Speech Micrometers for Thee, Not for Me

Speech micrometers only work on sexual speech, or something

In the 1980s, George Will mocked the Supreme Court’s hubris in thinking that judges armed with “constitutional micrometers” could micromanage religious displays in public spaces. But this year, he advocated exactly this outrageous approach when it comes to words written by bakers on wedding cakes – which are not even in public spaces, but are private speech acts.

In his column today on T-shirts worn into polling places, returning to his 1980s roots, Will shows exactly why you can’t engage in this kind of speech micromanagement:

The Supreme Court can try to enunciate what is unimaginable — clear standards concerning every conceivable language use in a hypersensitive America. Or the court can give its squint of strict scrutiny to all such polling-place laws, many of which will not pass muster. Otherwise, polling-place officials will have broad discretion to lay down the law, if it can be dignified as law, on an ad hoc basis concerning what is and is not a “recognizable” political view or “undue” influence.

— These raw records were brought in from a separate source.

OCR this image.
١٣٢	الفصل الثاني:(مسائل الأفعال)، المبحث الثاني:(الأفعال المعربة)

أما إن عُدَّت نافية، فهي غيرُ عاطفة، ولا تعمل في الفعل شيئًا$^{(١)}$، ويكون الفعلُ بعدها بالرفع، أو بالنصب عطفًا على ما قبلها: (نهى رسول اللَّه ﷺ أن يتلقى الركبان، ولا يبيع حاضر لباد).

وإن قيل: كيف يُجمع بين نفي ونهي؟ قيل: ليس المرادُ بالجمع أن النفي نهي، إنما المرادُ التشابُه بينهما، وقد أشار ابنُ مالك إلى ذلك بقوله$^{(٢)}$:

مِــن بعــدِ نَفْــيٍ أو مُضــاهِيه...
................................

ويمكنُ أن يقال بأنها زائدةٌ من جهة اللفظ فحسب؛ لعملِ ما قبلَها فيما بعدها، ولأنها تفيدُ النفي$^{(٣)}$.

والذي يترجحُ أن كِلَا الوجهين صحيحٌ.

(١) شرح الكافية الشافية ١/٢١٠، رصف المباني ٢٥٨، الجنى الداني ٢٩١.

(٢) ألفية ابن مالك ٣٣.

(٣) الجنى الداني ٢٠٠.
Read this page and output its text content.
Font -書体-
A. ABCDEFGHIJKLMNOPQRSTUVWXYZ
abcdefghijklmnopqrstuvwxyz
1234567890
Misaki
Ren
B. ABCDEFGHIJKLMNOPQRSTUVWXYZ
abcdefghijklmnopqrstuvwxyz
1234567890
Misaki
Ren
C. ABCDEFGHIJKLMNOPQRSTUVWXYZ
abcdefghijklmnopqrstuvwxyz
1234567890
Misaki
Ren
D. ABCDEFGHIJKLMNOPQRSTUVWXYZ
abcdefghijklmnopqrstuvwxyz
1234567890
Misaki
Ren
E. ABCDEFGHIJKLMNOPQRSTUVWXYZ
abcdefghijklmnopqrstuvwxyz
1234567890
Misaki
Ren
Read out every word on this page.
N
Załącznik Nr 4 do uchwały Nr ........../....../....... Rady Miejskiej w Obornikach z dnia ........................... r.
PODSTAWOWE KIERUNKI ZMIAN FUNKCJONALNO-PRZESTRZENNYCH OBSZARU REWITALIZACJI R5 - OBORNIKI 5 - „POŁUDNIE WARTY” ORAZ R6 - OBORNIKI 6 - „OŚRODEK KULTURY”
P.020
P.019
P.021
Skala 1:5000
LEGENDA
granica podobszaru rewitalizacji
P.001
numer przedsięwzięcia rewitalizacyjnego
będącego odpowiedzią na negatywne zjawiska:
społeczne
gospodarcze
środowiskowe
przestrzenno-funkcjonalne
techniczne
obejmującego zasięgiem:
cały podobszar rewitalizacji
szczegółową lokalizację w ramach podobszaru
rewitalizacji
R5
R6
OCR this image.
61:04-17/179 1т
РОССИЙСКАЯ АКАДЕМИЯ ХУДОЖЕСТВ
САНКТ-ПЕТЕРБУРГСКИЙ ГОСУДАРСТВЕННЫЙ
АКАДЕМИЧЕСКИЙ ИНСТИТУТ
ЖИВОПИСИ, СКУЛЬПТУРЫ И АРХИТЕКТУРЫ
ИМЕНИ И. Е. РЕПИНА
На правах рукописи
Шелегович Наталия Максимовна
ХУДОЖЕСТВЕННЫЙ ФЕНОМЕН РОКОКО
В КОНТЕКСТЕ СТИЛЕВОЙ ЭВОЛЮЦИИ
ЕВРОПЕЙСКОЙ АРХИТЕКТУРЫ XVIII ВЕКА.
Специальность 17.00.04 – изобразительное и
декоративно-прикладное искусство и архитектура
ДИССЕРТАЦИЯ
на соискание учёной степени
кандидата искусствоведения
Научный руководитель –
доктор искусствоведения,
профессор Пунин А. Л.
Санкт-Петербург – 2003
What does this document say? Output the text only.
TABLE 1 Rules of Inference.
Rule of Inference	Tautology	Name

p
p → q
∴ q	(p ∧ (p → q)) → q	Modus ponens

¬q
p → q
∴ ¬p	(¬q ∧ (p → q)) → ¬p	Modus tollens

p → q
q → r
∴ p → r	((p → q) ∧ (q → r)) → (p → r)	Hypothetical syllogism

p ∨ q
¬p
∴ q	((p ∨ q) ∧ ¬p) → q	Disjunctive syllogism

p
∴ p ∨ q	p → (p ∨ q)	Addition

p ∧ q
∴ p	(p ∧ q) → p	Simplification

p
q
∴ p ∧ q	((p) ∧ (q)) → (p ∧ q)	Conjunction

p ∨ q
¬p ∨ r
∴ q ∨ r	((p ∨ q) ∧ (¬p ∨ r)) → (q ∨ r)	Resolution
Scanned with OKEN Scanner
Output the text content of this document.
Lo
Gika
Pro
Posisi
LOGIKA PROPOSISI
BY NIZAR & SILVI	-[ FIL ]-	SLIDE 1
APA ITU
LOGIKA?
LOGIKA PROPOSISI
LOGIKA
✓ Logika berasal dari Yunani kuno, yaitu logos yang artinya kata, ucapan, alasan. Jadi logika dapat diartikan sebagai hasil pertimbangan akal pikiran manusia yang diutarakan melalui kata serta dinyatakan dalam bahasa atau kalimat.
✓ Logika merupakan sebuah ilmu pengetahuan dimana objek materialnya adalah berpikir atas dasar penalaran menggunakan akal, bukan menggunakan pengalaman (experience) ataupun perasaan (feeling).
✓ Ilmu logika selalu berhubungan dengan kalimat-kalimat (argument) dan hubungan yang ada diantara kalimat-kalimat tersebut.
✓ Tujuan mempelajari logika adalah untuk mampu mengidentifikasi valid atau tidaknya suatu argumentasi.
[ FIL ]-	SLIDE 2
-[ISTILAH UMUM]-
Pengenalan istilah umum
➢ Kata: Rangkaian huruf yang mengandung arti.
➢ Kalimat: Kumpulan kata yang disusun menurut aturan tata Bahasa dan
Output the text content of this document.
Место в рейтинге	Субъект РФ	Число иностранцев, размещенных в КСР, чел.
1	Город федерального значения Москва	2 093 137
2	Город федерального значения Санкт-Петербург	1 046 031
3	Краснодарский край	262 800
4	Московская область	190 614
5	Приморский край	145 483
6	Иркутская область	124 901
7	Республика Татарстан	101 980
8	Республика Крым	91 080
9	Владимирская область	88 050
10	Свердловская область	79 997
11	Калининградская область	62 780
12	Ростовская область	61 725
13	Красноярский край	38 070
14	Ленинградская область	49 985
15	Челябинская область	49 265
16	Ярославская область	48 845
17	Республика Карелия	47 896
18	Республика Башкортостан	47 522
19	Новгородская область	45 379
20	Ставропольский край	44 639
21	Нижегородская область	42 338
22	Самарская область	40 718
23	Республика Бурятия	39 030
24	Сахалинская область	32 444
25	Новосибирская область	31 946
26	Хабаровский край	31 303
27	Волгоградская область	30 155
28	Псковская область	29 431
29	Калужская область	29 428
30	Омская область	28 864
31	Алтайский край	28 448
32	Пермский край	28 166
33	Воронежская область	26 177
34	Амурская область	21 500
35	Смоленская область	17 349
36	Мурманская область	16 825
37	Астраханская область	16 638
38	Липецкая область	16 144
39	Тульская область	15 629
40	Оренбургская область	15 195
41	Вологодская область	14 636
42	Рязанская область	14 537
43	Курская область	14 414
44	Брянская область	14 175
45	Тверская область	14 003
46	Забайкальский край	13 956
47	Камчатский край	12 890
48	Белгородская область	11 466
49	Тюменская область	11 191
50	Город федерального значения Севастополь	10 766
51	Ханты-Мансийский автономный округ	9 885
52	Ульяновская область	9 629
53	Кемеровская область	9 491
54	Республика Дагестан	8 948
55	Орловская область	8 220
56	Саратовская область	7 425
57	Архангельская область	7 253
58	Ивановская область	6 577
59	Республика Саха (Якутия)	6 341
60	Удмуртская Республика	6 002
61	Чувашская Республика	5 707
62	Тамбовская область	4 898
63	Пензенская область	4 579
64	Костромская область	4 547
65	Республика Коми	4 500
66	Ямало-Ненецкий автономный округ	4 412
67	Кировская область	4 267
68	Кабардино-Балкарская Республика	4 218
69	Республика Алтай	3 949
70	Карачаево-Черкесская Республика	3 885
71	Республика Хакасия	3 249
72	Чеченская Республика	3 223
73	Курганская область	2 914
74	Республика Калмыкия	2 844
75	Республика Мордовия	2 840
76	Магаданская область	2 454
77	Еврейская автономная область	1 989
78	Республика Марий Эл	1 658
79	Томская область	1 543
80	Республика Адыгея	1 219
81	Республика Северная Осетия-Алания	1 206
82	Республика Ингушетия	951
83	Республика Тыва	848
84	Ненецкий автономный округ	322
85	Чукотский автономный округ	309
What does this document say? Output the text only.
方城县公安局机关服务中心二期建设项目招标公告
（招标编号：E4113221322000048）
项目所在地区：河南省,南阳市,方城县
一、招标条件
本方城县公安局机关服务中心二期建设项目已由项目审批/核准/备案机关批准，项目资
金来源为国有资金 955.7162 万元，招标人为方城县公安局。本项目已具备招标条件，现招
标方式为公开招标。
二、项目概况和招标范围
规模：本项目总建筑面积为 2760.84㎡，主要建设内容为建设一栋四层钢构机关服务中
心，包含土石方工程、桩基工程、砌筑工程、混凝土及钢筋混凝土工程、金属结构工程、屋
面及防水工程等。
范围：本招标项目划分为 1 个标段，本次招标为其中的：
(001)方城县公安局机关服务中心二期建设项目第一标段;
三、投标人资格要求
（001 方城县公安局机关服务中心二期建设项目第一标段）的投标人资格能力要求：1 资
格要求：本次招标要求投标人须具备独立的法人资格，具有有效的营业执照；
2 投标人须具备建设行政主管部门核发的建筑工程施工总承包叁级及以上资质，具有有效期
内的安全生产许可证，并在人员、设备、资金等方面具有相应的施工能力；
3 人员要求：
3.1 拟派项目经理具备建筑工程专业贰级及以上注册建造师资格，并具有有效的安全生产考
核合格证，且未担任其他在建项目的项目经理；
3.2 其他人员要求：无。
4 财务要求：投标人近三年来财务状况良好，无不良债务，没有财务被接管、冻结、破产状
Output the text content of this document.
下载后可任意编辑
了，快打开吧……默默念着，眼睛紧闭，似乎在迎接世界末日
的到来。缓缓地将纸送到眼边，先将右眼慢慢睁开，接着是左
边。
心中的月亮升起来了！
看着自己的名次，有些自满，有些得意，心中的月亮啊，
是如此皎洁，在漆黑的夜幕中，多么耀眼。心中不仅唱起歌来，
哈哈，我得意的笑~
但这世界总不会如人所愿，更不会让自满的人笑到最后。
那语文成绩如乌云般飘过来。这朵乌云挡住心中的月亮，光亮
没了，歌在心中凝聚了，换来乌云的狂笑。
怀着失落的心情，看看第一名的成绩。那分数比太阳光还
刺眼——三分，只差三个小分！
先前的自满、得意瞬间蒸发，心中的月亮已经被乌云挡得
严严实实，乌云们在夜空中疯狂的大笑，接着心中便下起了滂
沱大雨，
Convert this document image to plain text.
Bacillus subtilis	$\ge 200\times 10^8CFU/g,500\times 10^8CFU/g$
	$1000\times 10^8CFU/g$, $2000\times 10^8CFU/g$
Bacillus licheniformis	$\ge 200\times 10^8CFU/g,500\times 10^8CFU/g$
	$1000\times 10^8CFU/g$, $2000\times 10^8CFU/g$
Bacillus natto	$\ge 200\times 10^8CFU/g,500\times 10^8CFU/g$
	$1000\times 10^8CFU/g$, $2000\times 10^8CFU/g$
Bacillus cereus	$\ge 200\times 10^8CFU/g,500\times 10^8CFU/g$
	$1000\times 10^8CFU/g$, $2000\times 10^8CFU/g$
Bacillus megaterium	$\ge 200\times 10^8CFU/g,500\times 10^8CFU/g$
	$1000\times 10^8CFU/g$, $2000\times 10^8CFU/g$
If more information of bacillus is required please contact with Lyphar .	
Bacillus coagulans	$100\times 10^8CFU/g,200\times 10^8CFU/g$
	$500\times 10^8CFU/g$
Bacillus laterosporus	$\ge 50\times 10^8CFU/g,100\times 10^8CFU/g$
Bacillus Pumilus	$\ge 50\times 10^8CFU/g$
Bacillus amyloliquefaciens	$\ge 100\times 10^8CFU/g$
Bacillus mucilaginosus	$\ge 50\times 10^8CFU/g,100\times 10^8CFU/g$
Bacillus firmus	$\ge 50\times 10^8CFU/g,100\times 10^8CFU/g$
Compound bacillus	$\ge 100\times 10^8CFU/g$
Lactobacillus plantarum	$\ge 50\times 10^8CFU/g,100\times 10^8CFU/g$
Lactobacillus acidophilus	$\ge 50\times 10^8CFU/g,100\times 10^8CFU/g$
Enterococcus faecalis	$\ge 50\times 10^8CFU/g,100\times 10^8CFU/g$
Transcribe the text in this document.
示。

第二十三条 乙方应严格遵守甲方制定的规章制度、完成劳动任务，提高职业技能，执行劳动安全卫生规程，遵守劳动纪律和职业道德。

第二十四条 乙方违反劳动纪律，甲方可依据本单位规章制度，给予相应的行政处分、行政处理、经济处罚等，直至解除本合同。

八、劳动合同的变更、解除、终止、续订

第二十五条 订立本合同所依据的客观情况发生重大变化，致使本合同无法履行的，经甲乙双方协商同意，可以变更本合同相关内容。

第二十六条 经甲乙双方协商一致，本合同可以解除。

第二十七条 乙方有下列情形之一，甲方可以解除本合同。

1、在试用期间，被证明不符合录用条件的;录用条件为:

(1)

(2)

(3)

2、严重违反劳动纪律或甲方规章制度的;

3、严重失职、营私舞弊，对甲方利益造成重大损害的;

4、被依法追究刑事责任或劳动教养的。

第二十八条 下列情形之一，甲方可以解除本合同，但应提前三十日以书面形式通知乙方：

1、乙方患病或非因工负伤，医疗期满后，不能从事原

So, constitutional micrometers don’t work on right-wing T-shirts; apparently they only work when the people whose rights are impaired are socially embarrassing not only to good liberal society but even to secular conservatives like Will.

It reminds me of another conservative jibe in the 1980s. As Democrats, for the sake of the cameras, hyped civil rights legislation that they knew to be both unconstitutional and politically impracticable, William F. Buckley commented that if he were in Congress, he would introduce a Civil Rights Act for Preemptive Nuclear Strike on the Soviet Union, just to bring an end to what he called “terminological right of way.”

Today, as the real challenges of ethnic minorities continue to languish without meaningful attention, the emptying out of civil rights language has reached its logical conclusion – and even the noblest conservatives (Will has sacrificed much to stand athwart Trump) can’t be counted on to protect the rights of those who dissent from progressive sexual orthodoxy.

Conservatism Death Watch, Part CCCLXVII.